Approvals and investment completed
The process involves disclosure of all relevant business information and final terms can then be negotiated and an investment proposal submitted to the board of directors. If approved, legal documents are prepared. A shareholders agreement is prepared containing the rights and obligations of each party. This process can take up to three months or longer so it’s important to plan ahead for your business.
Buying a business
Venture capitalists can assist you in buying a business either by a management buy-out of the business you are running or a management buy-in of a suitable business in an area chosen by you.
Management Buy-Out (“MBO”)
A management buy-out is a transaction where a business is purchased by its existing management team with the help of outside investors like venture capital firms. It gives you the freedom to manage your business and a financial stake in the results. You would take control. The existing owners of the business might be attracted to this as a way to realise the value of their holding and step away from the business. This kind of opportunity is rare.
If you are a business manager and see an opportunity, your first step may be to approach the existing shareholders to see if they are willing to sell their company to you. Once you have reached an in-principle agreement with the shareholders and have the support of investors, you can move on. The transaction could be long and complicated, but it could also end up with you being in control of your own business as a manager and important shareholder.
Management Buy-In (“MBI”)
If you see a business that might reward a new investment and a new management team, you should consider a buy-in. In this instance, a manager or team of managers from outside the company finds the financial support to buy the company.
There is also a substantial amount of money set aside for working capital, to fund new growth. In many MBI’s, new managers take over the company to launch major new projects. The biggest factor in a successful MBI is management talent, which means your skill at putting the MBI deal together and achieving your aims once you gain control of the company. Potential investors will consider your direct managerial experience and your skills when they weigh up the investment opportunity.
Hit the ground running
As soon as you complete the transaction you need to start generating cashflow. Your challenge is not only to reduce debt the company has incurred but also to plan new investments that will achieve growth.
The most likely executives to succeed are those who can demonstrate a record of solid management and entrepreneurial drive.

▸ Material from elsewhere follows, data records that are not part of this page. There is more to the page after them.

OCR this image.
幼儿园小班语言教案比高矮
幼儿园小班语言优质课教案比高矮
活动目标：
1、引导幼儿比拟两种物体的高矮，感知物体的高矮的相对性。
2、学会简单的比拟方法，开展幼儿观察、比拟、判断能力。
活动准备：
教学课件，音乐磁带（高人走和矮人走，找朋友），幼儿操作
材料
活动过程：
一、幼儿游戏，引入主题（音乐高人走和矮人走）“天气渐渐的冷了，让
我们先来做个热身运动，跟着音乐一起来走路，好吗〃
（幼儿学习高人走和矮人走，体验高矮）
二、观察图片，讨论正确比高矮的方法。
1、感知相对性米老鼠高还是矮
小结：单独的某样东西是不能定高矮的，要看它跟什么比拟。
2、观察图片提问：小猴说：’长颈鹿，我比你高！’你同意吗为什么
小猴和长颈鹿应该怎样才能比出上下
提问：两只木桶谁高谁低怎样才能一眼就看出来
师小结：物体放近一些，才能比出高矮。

They need a clear vision to take an existing company and transform it, creating a new company with a much greater value. If that is you, then you should start planning your MBI now.
Stages of development
All businesses have a “life cycle” that involves a number of stages of growth and development. Venture capitalists refer to these stages when making investments and you’ll need to include this information in your business plan. The stages are as follows: –
The company venture is at the idea stage or maybe they need finance for research and development. The entrepreneur’s resources usually fund this stage.
The company is being set up or may have been in business for a short time. Investee companies have completed the product development stage and require funds to initiate commercial manufacturing and sales.
The company is established and requires capital for growth and expansion. This is a period of rapid growth and the company will usually require several rounds of capital injection.
Management Buy-Out (“MBO”) Stage
These are funds provided to enable a current operating management and investors to acquire an existing product or business from a public or private company.
Management Buy-In (“MBI”) Stage
These are funds provided to enable a manager or a group of managers from outside the company to buy into the company.